Beginning four years ago, he invested RM30 million in acquiring a 3.5-acre land in KKIP where he built the manufacturing plant.

“We purchased made-in-China machineries that are powered by Japan technology, which allows the plant to be 95 percent automated.

“We currently only have one production line. We hope to produce rice vermicelli this year when the next batch of machineries arrive.

“The manufacturing plant can accommodate a maximum of five production lines,” he said.

Setting up a noodle factory isn’t without its obstacles. Chua said his machines arrived from China before the Chinese Near Year last year but the Chinese technicians were unwilling to come and assemble the production line because they were required to undergo 14-day quarantine upon arrival in Sabah due to the Covid-19 pandemic.

Chua had no choice to but assemble the production line himself because the other option would be to delay operation until the Chinese technicians came to do their job.

With help from local technicians and instructions from the Chinese technicians via video call, he spent the next seven weeks installing the machines.

There were also hiccups along the way, such as installing parts the wrong way around and finding out that the sections of the production line were not aligned.

When the production line was finally assembled, the next challenge was to learn how to run the machines.
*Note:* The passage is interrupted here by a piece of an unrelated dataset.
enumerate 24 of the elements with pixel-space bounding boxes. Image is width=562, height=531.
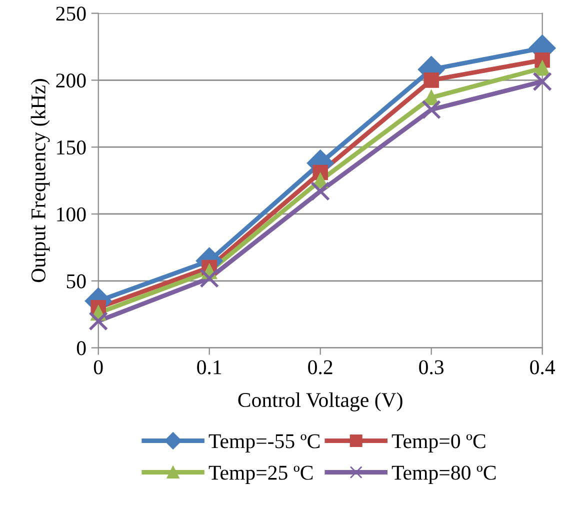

“The Chinese technicians instructed us to press these buttons and those buttons. But it was chaotic at first because the production line was running too fast.

“We had to stop every stage of the way, made sure everyone got the hang of it, before moving on to the next process.”

At present, the company produces instant noodles in curry, tom yam and chicken flavours.
Chua assured that lye water was not added to the noodles.

“Our machines enable us to produce high quality and hygienic noodles.”